[Indianapolis:]
Part of me wanted to miss the bus, or for something to go wrong in Louisville just so I could have one more minute with her. It's always like this. Even when I'm compelled to go, there is such a desire to stay, to damn the consequences. And indeed, there would be consequences. I've seen that before, too.
Some aspects of every trip are the same. Indy and the buzzing lights. Chicago Union Station and the great, depressive and beautiful vacuum of that city. Longing and loneliness. And the obligation to write it all down, to somehow make it all make sense, if only for myself, but maybe -- just maybe -- for some other poor asshole out there who is equally torn apart by a need to Go and to See. Someone else who is tortured by the desire to stay, to leave the road for someone else.
At the 2:45AM ticket check I was again asked about a confirmation number. I'm starting to feel punked.
Buzzing overhead lights
and a four hour layover.
Thoughts of you make me wonder
why it feels so necessary
to be anywhere you're not.
[Near Chicago Union Station]
Of course the ridiculous worries about the "confirmation number" were unfounded. The desk worker in Louisville was clearly mistaken/misinformed/harried. The security guard at the Indy station was probably just being a dick because he picked up on my displeasure about the ticket check. They always state the same legal caveat "I am not biased and will check anyone regardless of what they look like." This gives them the blankt authority to racially and economically profile anyone they want without fear of the guard or the company being sued. And naturally, there are any number of ways to abuse tacit authority at 3AM in a Midwestern bus station.
Power is so predictable.
Give authority to a beaten man
and he will beat anyone down
with savage impunity --
in particular, whoever he blames.
|
Canal Street Entrance, Chicago Union Station |
[In the Great Hall, Union Station, Chicago]

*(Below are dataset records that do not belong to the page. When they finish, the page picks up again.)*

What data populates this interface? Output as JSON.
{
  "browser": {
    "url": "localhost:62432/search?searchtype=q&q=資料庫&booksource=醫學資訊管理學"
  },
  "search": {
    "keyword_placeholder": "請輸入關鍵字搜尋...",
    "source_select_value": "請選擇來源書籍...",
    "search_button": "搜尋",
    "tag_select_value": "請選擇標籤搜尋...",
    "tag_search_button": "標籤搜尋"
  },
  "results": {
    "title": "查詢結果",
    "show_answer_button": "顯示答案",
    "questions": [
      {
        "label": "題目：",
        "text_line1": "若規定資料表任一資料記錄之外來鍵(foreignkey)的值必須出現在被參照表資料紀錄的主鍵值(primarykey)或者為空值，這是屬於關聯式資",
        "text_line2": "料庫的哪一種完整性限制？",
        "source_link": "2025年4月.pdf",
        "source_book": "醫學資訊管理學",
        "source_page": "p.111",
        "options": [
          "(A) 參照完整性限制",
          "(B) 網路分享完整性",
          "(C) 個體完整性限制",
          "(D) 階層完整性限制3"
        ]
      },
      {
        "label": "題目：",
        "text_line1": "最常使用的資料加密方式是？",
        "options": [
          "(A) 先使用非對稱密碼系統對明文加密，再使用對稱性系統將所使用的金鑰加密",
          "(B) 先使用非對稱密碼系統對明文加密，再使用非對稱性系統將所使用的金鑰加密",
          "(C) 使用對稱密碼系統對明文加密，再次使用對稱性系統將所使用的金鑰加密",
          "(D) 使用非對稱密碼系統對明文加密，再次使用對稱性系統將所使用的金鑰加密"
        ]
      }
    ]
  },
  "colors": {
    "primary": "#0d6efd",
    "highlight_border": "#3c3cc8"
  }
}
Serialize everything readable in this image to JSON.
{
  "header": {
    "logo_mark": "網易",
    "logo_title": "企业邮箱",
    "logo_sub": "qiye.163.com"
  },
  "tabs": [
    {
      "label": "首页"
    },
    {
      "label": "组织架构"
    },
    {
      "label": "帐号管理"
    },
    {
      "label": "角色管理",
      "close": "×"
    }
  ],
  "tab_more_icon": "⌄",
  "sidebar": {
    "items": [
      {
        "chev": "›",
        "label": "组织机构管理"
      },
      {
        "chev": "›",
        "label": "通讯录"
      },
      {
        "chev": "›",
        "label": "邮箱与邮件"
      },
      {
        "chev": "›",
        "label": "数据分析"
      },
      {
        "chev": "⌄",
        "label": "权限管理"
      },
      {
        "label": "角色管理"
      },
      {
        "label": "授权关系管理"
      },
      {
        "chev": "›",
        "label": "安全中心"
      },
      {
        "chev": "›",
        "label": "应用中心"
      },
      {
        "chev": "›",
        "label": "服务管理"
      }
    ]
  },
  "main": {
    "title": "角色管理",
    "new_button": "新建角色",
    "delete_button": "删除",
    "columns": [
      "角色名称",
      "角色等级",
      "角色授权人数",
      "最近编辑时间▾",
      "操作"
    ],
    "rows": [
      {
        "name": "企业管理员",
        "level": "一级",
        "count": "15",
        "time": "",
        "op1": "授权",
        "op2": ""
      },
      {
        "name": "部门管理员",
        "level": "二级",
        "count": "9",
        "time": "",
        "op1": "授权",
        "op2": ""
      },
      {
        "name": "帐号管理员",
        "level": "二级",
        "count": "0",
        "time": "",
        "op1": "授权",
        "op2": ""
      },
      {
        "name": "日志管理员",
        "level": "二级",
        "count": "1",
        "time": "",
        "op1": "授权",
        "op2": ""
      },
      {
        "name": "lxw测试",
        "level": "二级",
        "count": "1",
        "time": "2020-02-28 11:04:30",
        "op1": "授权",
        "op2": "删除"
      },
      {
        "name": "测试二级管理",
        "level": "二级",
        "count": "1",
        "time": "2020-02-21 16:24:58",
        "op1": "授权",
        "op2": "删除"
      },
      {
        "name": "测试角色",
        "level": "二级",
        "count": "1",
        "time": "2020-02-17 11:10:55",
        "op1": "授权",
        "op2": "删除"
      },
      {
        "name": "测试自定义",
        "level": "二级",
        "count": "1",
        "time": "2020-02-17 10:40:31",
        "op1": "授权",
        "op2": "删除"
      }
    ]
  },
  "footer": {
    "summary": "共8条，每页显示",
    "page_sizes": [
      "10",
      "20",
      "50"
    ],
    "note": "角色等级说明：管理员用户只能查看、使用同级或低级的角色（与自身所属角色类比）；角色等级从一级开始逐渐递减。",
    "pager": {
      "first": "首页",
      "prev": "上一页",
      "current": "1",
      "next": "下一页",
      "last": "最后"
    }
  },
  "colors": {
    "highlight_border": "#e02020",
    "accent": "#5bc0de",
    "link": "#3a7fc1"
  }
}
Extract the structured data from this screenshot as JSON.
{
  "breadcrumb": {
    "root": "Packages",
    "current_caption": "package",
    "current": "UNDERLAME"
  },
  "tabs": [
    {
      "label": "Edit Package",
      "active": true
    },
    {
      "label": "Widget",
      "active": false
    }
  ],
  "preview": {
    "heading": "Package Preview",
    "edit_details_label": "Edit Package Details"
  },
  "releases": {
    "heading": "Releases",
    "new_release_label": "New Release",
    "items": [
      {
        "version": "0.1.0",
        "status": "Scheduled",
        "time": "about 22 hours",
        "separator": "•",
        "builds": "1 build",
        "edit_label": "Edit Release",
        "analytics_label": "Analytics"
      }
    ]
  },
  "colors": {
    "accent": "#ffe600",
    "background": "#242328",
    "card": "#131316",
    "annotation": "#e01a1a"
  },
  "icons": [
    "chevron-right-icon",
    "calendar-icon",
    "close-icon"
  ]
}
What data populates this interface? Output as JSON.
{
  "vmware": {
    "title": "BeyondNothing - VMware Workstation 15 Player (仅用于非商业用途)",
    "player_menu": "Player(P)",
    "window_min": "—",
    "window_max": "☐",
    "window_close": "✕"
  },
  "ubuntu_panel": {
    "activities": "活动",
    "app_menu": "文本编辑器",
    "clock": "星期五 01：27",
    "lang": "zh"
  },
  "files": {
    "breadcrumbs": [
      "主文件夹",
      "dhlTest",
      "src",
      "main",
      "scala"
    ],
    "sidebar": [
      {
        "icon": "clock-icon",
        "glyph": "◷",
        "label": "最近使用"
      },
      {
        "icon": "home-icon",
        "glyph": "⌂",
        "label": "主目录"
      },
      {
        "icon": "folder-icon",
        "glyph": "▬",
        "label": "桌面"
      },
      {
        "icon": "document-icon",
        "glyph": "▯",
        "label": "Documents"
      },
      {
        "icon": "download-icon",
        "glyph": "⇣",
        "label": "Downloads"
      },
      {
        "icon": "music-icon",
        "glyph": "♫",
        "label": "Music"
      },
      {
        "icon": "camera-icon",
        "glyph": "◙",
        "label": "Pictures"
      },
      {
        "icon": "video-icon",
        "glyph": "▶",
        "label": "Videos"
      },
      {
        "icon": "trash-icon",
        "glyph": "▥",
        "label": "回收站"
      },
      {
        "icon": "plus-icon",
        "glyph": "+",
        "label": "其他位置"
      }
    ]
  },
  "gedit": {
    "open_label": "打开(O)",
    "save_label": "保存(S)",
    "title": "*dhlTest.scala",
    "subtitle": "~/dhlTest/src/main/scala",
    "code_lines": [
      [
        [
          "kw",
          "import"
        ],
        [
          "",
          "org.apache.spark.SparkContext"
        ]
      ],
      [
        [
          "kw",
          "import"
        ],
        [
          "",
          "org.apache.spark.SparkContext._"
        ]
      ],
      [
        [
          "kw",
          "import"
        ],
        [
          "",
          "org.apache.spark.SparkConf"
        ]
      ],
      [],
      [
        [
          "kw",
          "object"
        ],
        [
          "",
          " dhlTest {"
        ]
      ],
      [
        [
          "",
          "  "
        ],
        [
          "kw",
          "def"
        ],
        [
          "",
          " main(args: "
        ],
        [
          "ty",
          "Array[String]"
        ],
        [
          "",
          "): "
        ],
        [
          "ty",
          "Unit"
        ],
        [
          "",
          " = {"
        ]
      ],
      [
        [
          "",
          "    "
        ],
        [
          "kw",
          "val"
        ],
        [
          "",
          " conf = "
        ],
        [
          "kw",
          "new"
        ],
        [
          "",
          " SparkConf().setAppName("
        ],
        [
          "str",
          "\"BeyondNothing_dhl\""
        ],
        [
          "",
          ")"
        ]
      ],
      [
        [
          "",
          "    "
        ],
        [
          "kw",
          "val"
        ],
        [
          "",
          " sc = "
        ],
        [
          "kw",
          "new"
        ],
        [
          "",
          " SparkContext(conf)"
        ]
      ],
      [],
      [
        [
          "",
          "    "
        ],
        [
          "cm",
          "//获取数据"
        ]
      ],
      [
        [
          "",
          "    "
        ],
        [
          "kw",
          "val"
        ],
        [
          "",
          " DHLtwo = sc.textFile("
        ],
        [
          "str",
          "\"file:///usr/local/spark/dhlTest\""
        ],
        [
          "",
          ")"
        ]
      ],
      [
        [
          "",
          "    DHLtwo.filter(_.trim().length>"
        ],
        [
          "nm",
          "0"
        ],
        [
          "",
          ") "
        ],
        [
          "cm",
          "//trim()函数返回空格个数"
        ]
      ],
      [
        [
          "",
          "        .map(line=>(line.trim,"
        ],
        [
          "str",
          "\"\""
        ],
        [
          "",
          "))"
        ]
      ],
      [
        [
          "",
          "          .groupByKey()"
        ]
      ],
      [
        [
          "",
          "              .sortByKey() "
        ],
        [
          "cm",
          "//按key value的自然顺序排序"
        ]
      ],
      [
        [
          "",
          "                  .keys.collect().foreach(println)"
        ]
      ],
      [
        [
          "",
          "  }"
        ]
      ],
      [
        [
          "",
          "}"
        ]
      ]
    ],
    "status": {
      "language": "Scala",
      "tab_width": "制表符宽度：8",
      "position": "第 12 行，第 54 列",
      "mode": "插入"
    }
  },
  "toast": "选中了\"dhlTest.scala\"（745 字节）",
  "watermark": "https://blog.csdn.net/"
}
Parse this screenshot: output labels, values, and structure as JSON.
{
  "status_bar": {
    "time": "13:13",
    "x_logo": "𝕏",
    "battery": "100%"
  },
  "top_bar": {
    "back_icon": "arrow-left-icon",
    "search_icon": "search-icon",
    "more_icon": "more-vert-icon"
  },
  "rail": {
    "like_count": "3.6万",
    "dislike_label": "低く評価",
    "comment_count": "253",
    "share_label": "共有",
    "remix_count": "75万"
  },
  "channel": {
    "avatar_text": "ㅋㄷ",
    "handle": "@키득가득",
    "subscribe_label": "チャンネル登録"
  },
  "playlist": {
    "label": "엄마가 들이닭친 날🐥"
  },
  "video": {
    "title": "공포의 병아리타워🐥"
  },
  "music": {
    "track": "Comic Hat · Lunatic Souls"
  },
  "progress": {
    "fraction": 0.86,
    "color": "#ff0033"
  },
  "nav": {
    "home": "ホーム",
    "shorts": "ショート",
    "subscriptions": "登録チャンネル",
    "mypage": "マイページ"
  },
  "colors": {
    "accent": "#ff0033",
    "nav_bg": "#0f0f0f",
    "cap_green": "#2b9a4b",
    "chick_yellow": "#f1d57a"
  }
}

The Great Hall is gorgeous. The lights, the statues, the columns and marble staircases. A mish-mash of Greco-Roman with Digital Age minimalism forced into the crevices. Ornately wrought columns and digital screens. Nothing is so American as our nostalgia for the past that never was -- the carefully and assiduously reconstructed one we write ourselves into as the denouement.
Beautiful as they are
all our grand monuments
harken back to a past
reconstructed from afar
so it necessarily includes
us, whether we belong or not.
[Harmonee Ave/Glenview, IL]
Loaded for bear
more people than seats
our steel horse barrels westward
breaching the ragged edge
in search of soul, Big Sky and light.
[Flooded plains outside Columbus, Wisconsin]
Downed and drought
are the only cycles
anyone can really count on.
Everything else is Faith.
[All that's left is the thaw]
Snow lingers west of the Wisconsin Dells. Dirty, tired looking stuff. Knee high piles along the outside
|
St. Paul-Minneapolis, MN - Union Depot (MSP) |
edges and corners of muddy unplanted cornfields. Tiny blankets wrapped around the base of young sycamores and trimming along creek beds. It's all over but the melting here.
The sun broke out for setting
just east of La Crosse --
piles of dirty snow like shrugged off clothes
lay around the edges
of soon-to-be plowed fields.
[Black River, WI]
Broken up ice islands
The waters are high.
We're coming upon the Mississippi
to breach the great boundary
into Minnesota.
Every time I travel I'm awe struck by how beautiful and how beautifully savage the landscape is.
[First 'Air Break'/ Flood Fight]
Chatted with a woman name Kristy and a man named Dean, both from Fargo. They were strangers to each other but both going home. When they found out they were both from the same place, they started talking about the 'Flood Fight.' Every year when the snow melts, people volunteer to make sandbags to stave off the inevitable flooding of the North River. Dean is volunteering for the first time in several years. Kristy volunteers every year, but her job allows her to volunteer and get paid for it. Dean said they are calling for 1 million sand bags this year. Kristy said they are expecting floods about 41 feet, worse than 1997.
All I said was that water always runs down river eventually. All I thought about was how much we don't need the water to rise anymore at home. But that's life -- it's all connected and everything runs downstream eventually.